Marc Kovac Dix Capital Bureau Published:

COLUMBUS — The Ohio Senate began hearings Wednesday on what one sponsor characterized as a warm, fuzzy election bill containing a series of mostly noncontroversial provisions that members from both sides of the political aisle support.

Senate Bill 10, among GOP leaders’ priority issues of the new session, is co-sponsored by Republican and Democratic lawmakers. It stands in contrast to other election-related legislation debated in recent years that included photo identification requirements and other more controversial provisions that led to lengthy floor debates and public protest.

SB 10 proposes to:

• Ensure eligible voters waiting in line during early voting days to be permitted to cast a ballot after the polls close.

• Allow disabled voters to cast ballots from their cars or receive assistance in casting provisional ballots.

• Increase to 10 minutes from five the amount of time voters have to consider their ballot choices at voting machines.

• Provide “reasonable access” for journalists to polling places.

In testimony before the Senate’s State Government Oversight and Reform Committee Wednesday, Sen.
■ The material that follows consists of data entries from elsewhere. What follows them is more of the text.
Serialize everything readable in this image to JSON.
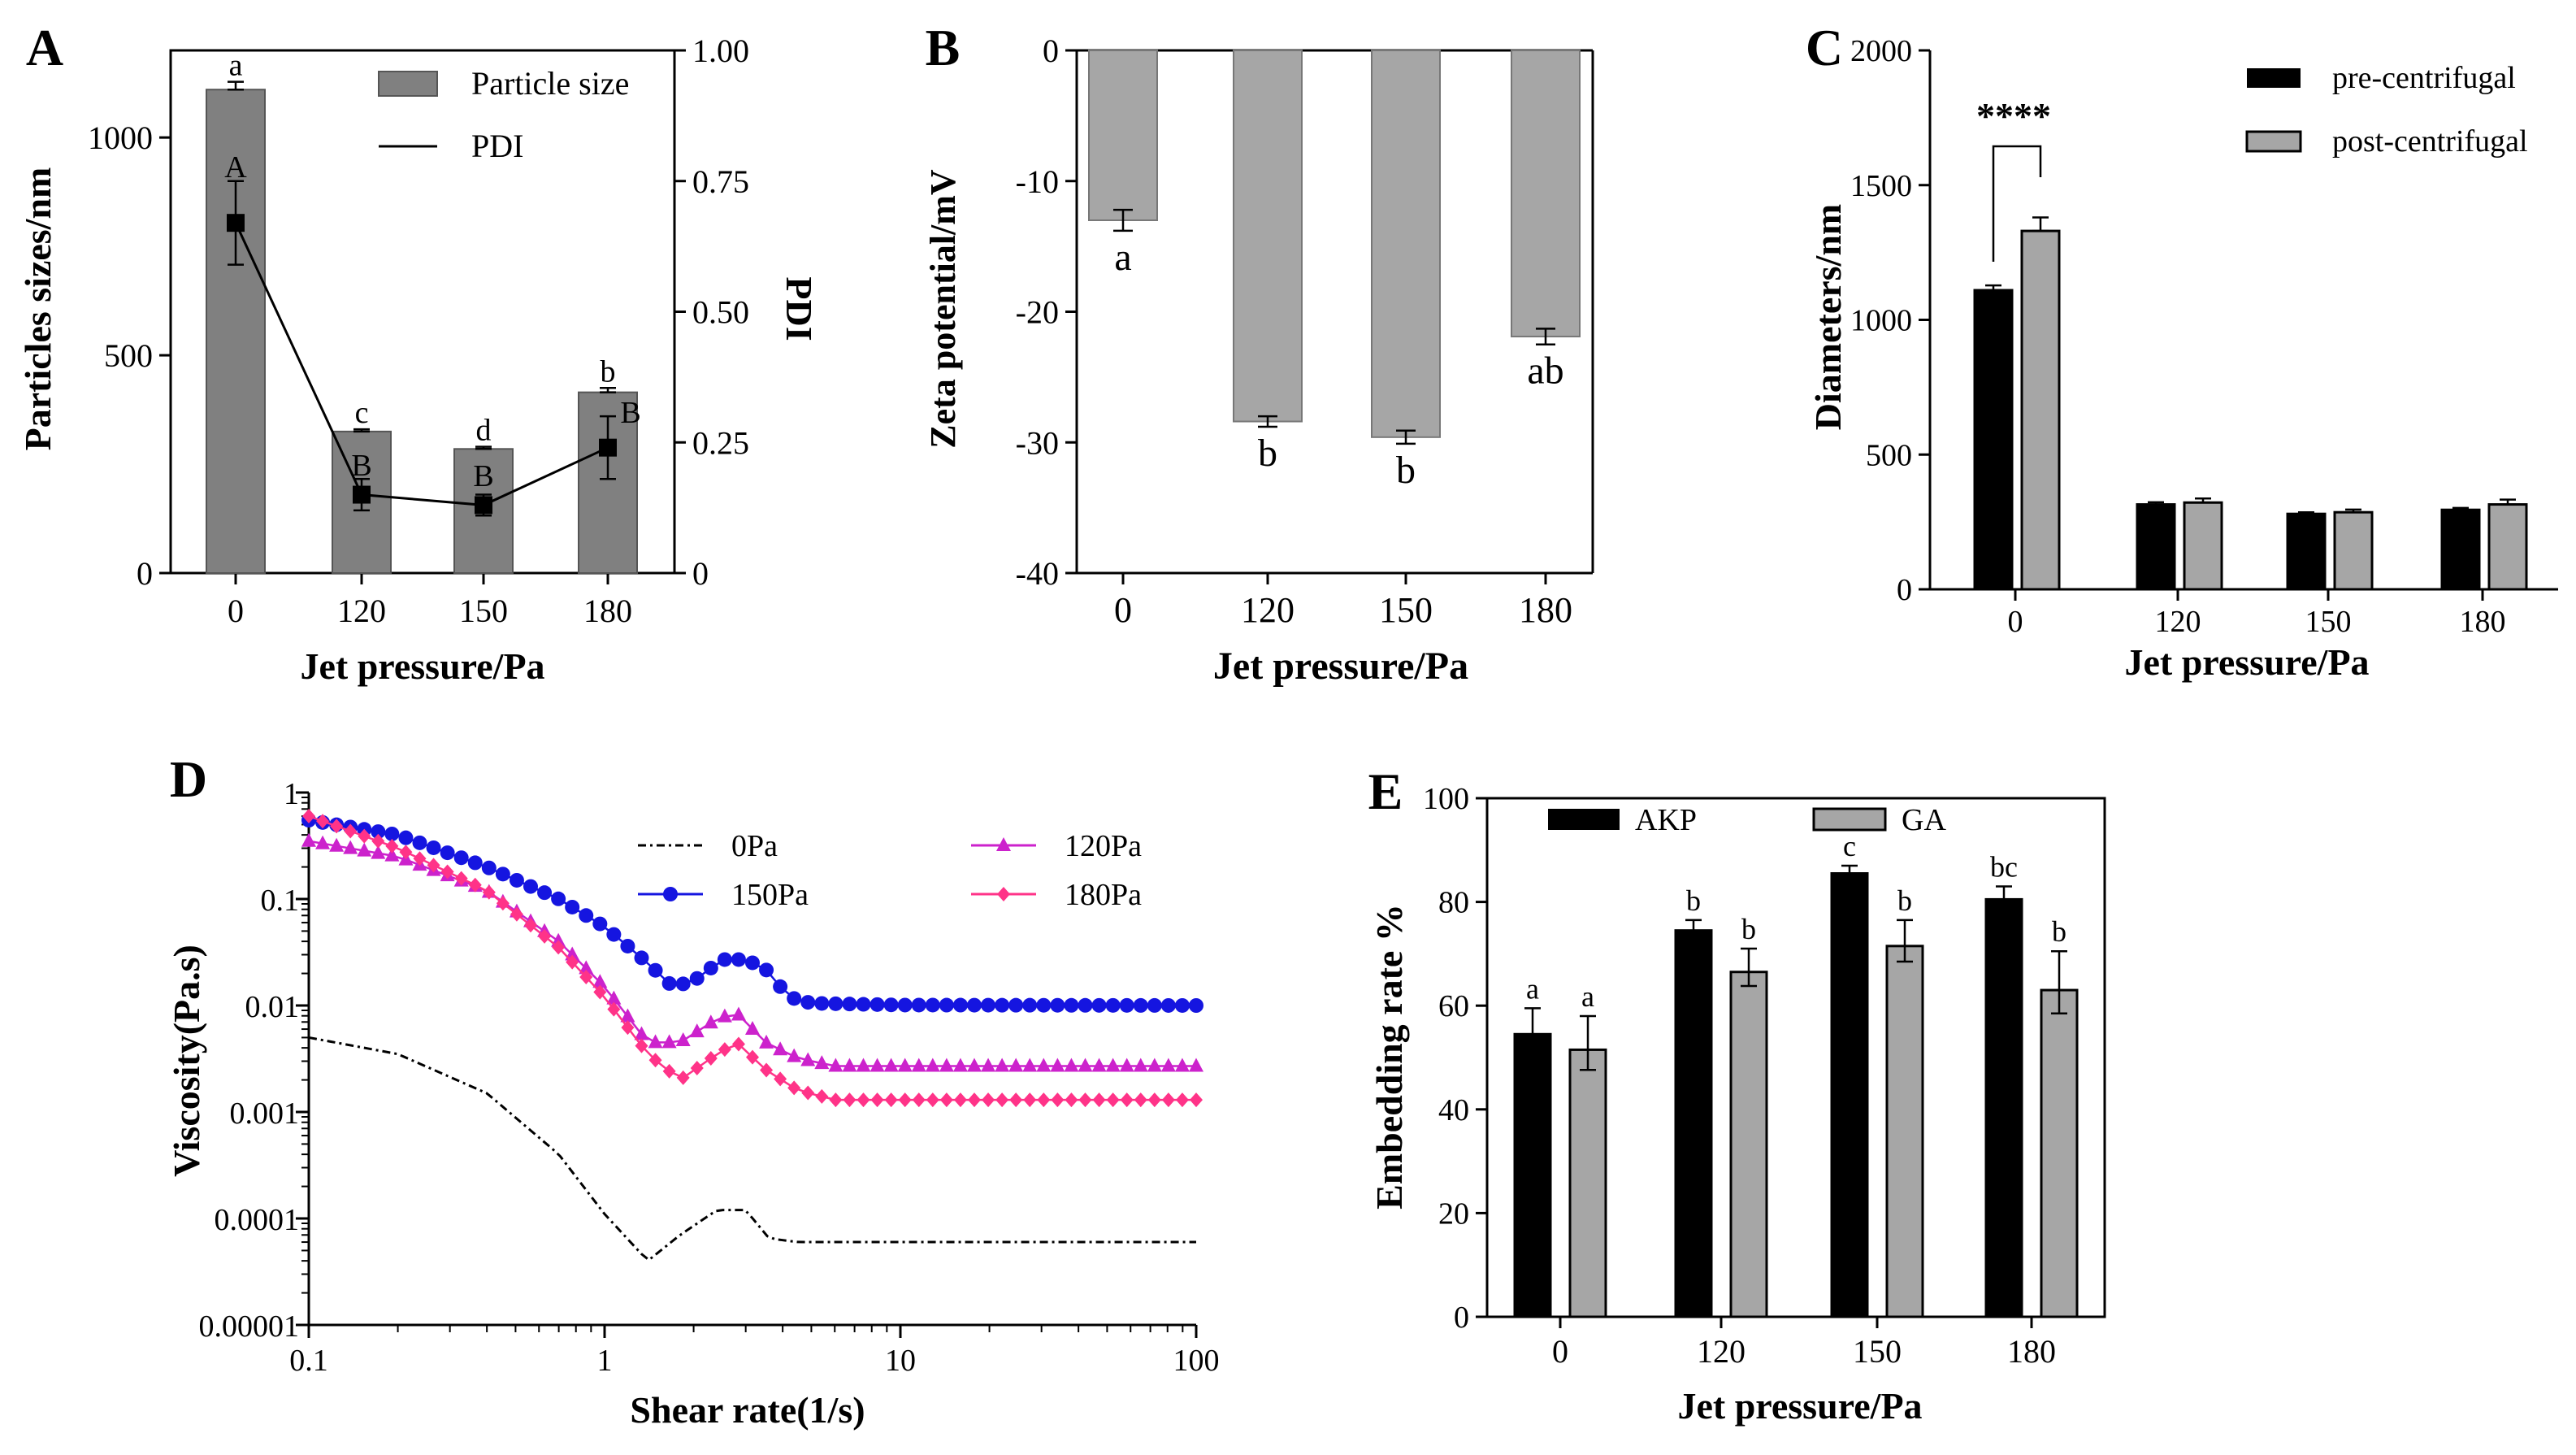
{
  "chart_data": [
    {
      "panel": "A",
      "type": "bar",
      "categories": [
        "0",
        "120",
        "150",
        "180"
      ],
      "xlabel": "Jet pressure/Pa",
      "ylabel": "Particles sizes/nm",
      "ylim": [
        0,
        1200
      ],
      "yticks": [
        "0",
        "500",
        "1000"
      ],
      "y2label": "PDI",
      "y2lim": [
        0,
        1.0
      ],
      "y2ticks": [
        "0",
        "0.25",
        "0.50",
        "0.75",
        "1.00"
      ],
      "legend": [
        "Particle size",
        "PDI"
      ],
      "series": [
        {
          "name": "Particle size",
          "axis": "left",
          "values": [
            1110,
            325,
            285,
            415
          ],
          "errors": [
            18,
            5,
            5,
            10
          ],
          "letters": [
            "a",
            "c",
            "d",
            "b"
          ]
        },
        {
          "name": "PDI",
          "axis": "right",
          "values": [
            0.67,
            0.15,
            0.13,
            0.24
          ],
          "errors": [
            0.08,
            0.03,
            0.02,
            0.06
          ],
          "letters": [
            "A",
            "B",
            "B",
            "B"
          ]
        }
      ]
    },
    {
      "panel": "B",
      "type": "bar",
      "categories": [
        "0",
        "120",
        "150",
        "180"
      ],
      "xlabel": "Jet pressure/Pa",
      "ylabel": "Zeta potential/mV",
      "ylim": [
        -40,
        0
      ],
      "yticks": [
        "0",
        "-10",
        "-20",
        "-30",
        "-40"
      ],
      "series": [
        {
          "name": "Zeta potential",
          "values": [
            -13.0,
            -28.4,
            -29.6,
            -21.9
          ],
          "errors": [
            0.8,
            0.4,
            0.5,
            0.6
          ],
          "letters": [
            "a",
            "b",
            "b",
            "ab"
          ]
        }
      ]
    },
    {
      "panel": "C",
      "type": "bar",
      "categories": [
        "0",
        "120",
        "150",
        "180"
      ],
      "xlabel": "Jet pressure/Pa",
      "ylabel": "Diameters/nm",
      "ylim": [
        0,
        2000
      ],
      "yticks": [
        "0",
        "500",
        "1000",
        "1500",
        "2000"
      ],
      "legend": [
        "pre-centrifugal",
        "post-centrifugal"
      ],
      "significance": "****",
      "series": [
        {
          "name": "pre-centrifugal",
          "values": [
            1110,
            315,
            280,
            295
          ],
          "errors": [
            18,
            8,
            6,
            7
          ]
        },
        {
          "name": "post-centrifugal",
          "values": [
            1330,
            322,
            286,
            315
          ],
          "errors": [
            50,
            15,
            10,
            18
          ]
        }
      ]
    },
    {
      "panel": "D",
      "type": "line",
      "xlabel": "Shear rate(1/s)",
      "ylabel": "Viscosity(Pa.s)",
      "xscale": "log",
      "yscale": "log",
      "xlim": [
        0.1,
        100
      ],
      "ylim": [
        1e-05,
        1
      ],
      "xticks": [
        "0.1",
        "1",
        "10",
        "100"
      ],
      "yticks": [
        "0.00001",
        "0.0001",
        "0.001",
        "0.01",
        "0.1",
        "1"
      ],
      "legend": [
        "0Pa",
        "120Pa",
        "150Pa",
        "180Pa"
      ],
      "series": [
        {
          "name": "0Pa",
          "color": "#000000",
          "marker": "dot-dash",
          "x": [
            0.1,
            0.2,
            0.4,
            0.7,
            1.0,
            1.4,
            1.8,
            2.4,
            3.0,
            3.6,
            4.5,
            10,
            100
          ],
          "y": [
            0.005,
            0.0035,
            0.0015,
            0.0004,
            0.00011,
            4e-05,
            7e-05,
            0.00012,
            0.00012,
            6.5e-05,
            6e-05,
            6e-05,
            6e-05
          ]
        },
        {
          "name": "120Pa",
          "color": "#cc22cc",
          "marker": "triangle",
          "x": [
            0.1,
            0.2,
            0.4,
            0.7,
            1.0,
            1.4,
            1.8,
            2.4,
            2.8,
            3.5,
            4.5,
            6,
            10,
            100
          ],
          "y": [
            0.35,
            0.25,
            0.12,
            0.04,
            0.015,
            0.0045,
            0.0045,
            0.0075,
            0.0085,
            0.0045,
            0.0032,
            0.0027,
            0.0027,
            0.0027
          ]
        },
        {
          "name": "150Pa",
          "color": "#1515e0",
          "marker": "circle",
          "x": [
            0.1,
            0.2,
            0.4,
            0.7,
            1.0,
            1.4,
            1.7,
            2.0,
            2.5,
            3.0,
            3.5,
            4.2,
            5,
            10,
            100
          ],
          "y": [
            0.55,
            0.4,
            0.2,
            0.1,
            0.055,
            0.025,
            0.015,
            0.017,
            0.027,
            0.027,
            0.022,
            0.012,
            0.0105,
            0.0101,
            0.01
          ]
        },
        {
          "name": "180Pa",
          "color": "#ff3388",
          "marker": "diamond",
          "x": [
            0.1,
            0.2,
            0.4,
            0.7,
            1.0,
            1.4,
            1.8,
            2.4,
            2.8,
            3.5,
            4.5,
            6,
            10,
            100
          ],
          "y": [
            0.6,
            0.3,
            0.12,
            0.035,
            0.012,
            0.0035,
            0.002,
            0.0035,
            0.0045,
            0.0025,
            0.0016,
            0.0013,
            0.0013,
            0.0013
          ]
        }
      ]
    },
    {
      "panel": "E",
      "type": "bar",
      "categories": [
        "0",
        "120",
        "150",
        "180"
      ],
      "xlabel": "Jet pressure/Pa",
      "ylabel": "Embedding rate %",
      "ylim": [
        0,
        100
      ],
      "yticks": [
        "0",
        "20",
        "40",
        "60",
        "80",
        "100"
      ],
      "legend": [
        "AKP",
        "GA"
      ],
      "series": [
        {
          "name": "AKP",
          "values": [
            54.5,
            74.5,
            85.5,
            80.5
          ],
          "errors": [
            5.0,
            2.0,
            1.5,
            2.5
          ],
          "letters": [
            "a",
            "b",
            "c",
            "bc"
          ]
        },
        {
          "name": "GA",
          "values": [
            51.5,
            66.5,
            71.5,
            63.0
          ],
          "errors": [
            6.5,
            4.5,
            5.0,
            7.5
          ],
          "letters": [
            "a",
            "b",
            "b",
            "b"
          ]
        }
      ]
    }
  ]
}
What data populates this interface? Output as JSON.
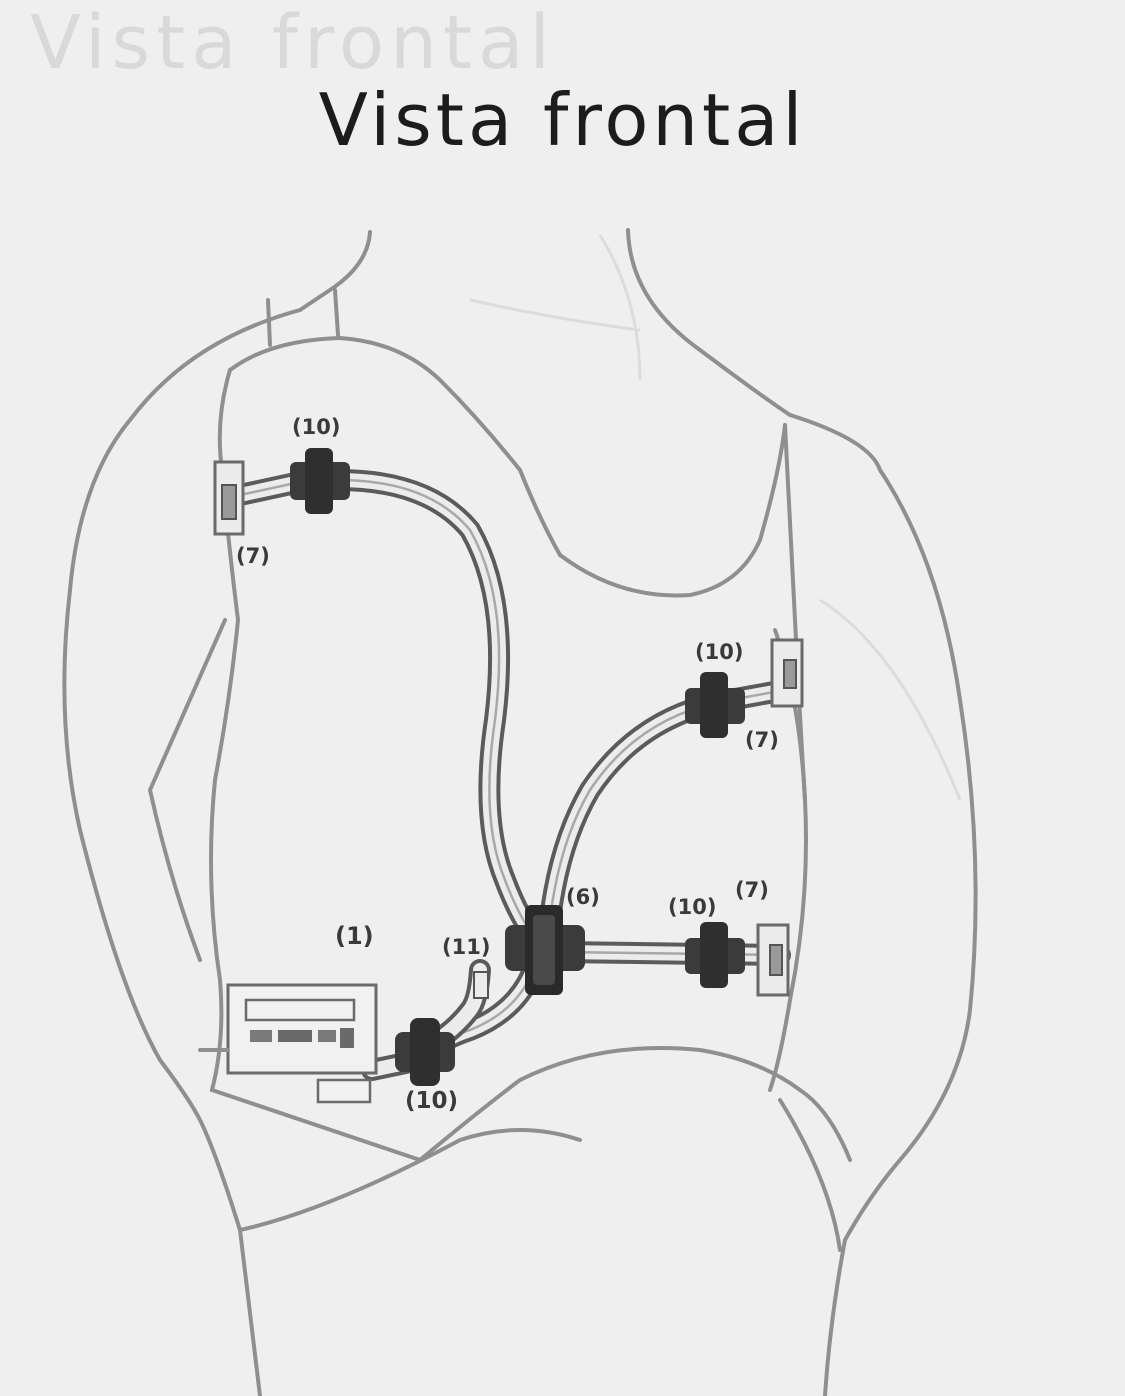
{
  "title": "Vista frontal",
  "ghost_title": "Vista frontal",
  "labels": {
    "connector_top_left": "(10)",
    "electrode_top_left": "(7)",
    "connector_right_upper": "(10)",
    "electrode_right_upper": "(7)",
    "hub": "(6)",
    "connector_right_lower": "(10)",
    "electrode_right_lower": "(7)",
    "device": "(1)",
    "connector_hub_small": "(11)",
    "connector_bottom": "(10)"
  }
}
Bill Coley, a Republican from southwestern Ohio and primary co-sponsor, called the legislation a “small but nonetheless important step in improving voter accessibility at the polls and increasing transparency in the system.”

Sen. Shirley Smith, a Democrat from Cleveland and the other primary co-sponsor of the bill, touted law changes to provide greater accessibility for disabled Ohioans to the polls.

“It is easy for most of us to forget how difficult life is for people who rely on wheelchairs, prosthetic limbs and the assistance of others,” she said in written testimony provided to the lawmaker panel. “... That is why I believe that our laws should be written to guarantee everyone universal access to polling locations in line with the national Americans with Disabilities Act. And where such accommodations are not possible, the law should be flexible enough to accommodate varying levels of ability.”